El pasado domingo en la tarde me fui con cargo de conciencia a un festejo.
Año con año dedico septiembre y octubre a releer Los Miserables (la obra cumbre de la literatura universal, y lo digo con pleno conocimiento de causa).
Pero en vez de terminar de leer las últimas 32 páginas de la monumental novela de Víctor Hugo (1,108 páginas de letra apretada en su traducción al español) preferí relajar cuerpo y espíritu.
Nunca llegué al festejo. Mientras conducía mi carro, me habló mi hermana para avisarme que mi madre (quien vive con ella) había sufrido una caída.
Mi madre es mujer muy mayor, y ya no puede decirnos si siente dolor o molestia alguna. Sufre pero no puede expresarlo.
Había comido yo con ellas al mediodía y dejé a mi madre dormitando en el sofá, y ahora la sorprendía en su casa con la ambulancia afuera, y los paramédicos auxiliándola en el suelo.
No soy ni de lejos Jan Valjean, el protagonista de Los Miserables (quizá el ser ficticio más bondadoso que haya inventado escritor alguno), ni tengo sus dos metros de altura ni su fortaleza descomunal, pero por ayudar a mi madre, uno saca fuerzas y voluntad de quién sabe dónde.
Entre estas fuerzas, incluí la de molestar en pleno domingo a mi amigo el doctor Óscar Vidal. Me dijo Óscar por teléfono que estaba en casa con su familia, despidiendo a un hijo suyo que partía al día siguiente de la ciudad. Me dio instrucciones puntuales para atender a mi madre y se despidió de mí.
Ingresó mi madre al hospital, en el área de urgencias. Mi hermana dispuesta a sacarla adelante.
Yo no tuve más remedio que esperar afuera, pensando en Jean Valjean y en cómo Los Miserables es la única novela que me hace llorar, a mí que no suelo expresar fácilmente emociones y sentimientos.
Ya en dos ensayos abordé técnicamente esta difícil y compleja novela, a partir del revelador estudio de Mario Vargas Llosa, titulado La tentación de lo imposible (2004).
Entonces, sin aviso ni advertencia alguna, llegó Óscar Vidal al hospital. El director de la Facultad de Medicina y director del Hospital Universitario, un hombre muy importante, con responsabilidades muy altas, dejó a su familia, a su esposa y a sus hijos, un domingo por la noche, para asistir a un amigo en apuros. ¡Cómo no quererlo!

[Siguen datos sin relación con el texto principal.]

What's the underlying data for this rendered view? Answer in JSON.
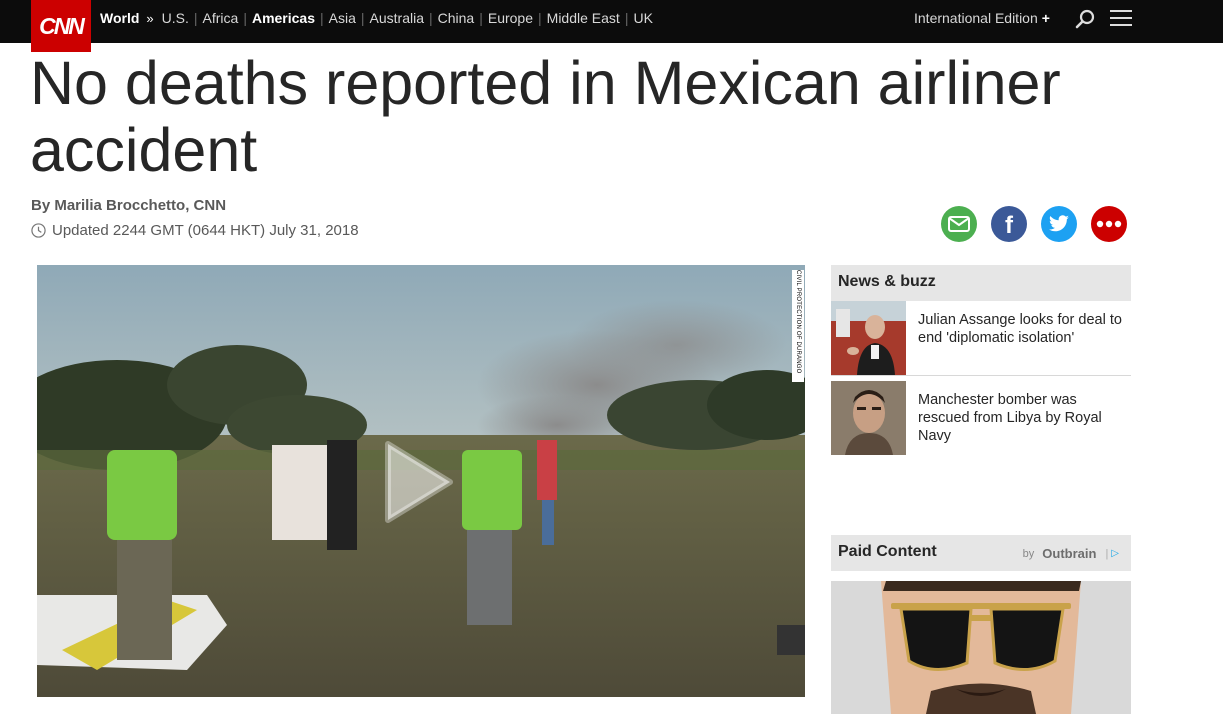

Llegó solo, en pants, conduciendo la camioneta de su esposa. Revisó a mi madre, pidió estudios, radiografías y un TAC. Luego se sentó conmigo en un sillón, en la sala de espera del hospital.
“De aquí no me voy hasta saber que tu mamá esté bien”. No pude contener las lágrimas. Pasaron horas; hablamos de la ciencia médica, de la vida espiritual, de Dios, de mi también entrañable amigo Luis Eugenio Todd (recién fallecido).
Sin embargo, en el fondo de nuestra plática, estaba muy presente la tesis central de la novela Los Miserables: haz el bien, sé bueno con los demás, sin esperar retribución alguna; sin esperar ser recompensado en el Más Allá, sin esperar la coartada insulsa del karma (es falso para mí que todo se te regresa en este mundo).
Sé bueno con tu prójimo porque sí. Simplemente porque así tiene que ser. Sé bueno aunque te insulten, te humillen, te persigan injustamente y hagan escarnio de ti.
Mi madre salió en buen estado del hospital. Una pequeña sutura y algunos hematomas. Ninguna fractura. Y cuando ya su misión de bondad estaba cumplida, mi amigo Óscar Vidal me dio un abrazo y se fue en su camioneta.
Ayer no dormí porque me propuse terminar de leer a como diera lugar Los Miserables y cumplir de ese modo mi rito anual.
La novela de Víctor Hugo termina con una frase: el epitafio de la tumba de Jean Valjean, que la lluvia y el polvo (dice el autor) borraría finalmente porque todo tiende a ser borrado y olvidado.
La frase es esta: “murió sencillamente, como llega la noche cuando se marcha el día. Y al final recibió su palma bendita”.
Mi madre ya está en su casa, tranquila y yo (una vez más) con este pequeño y humilde texto, le tributo a Óscar Vidal, mi entrañable amigo, mi hermano del alma, la palma bendita de mi gratitud eterna.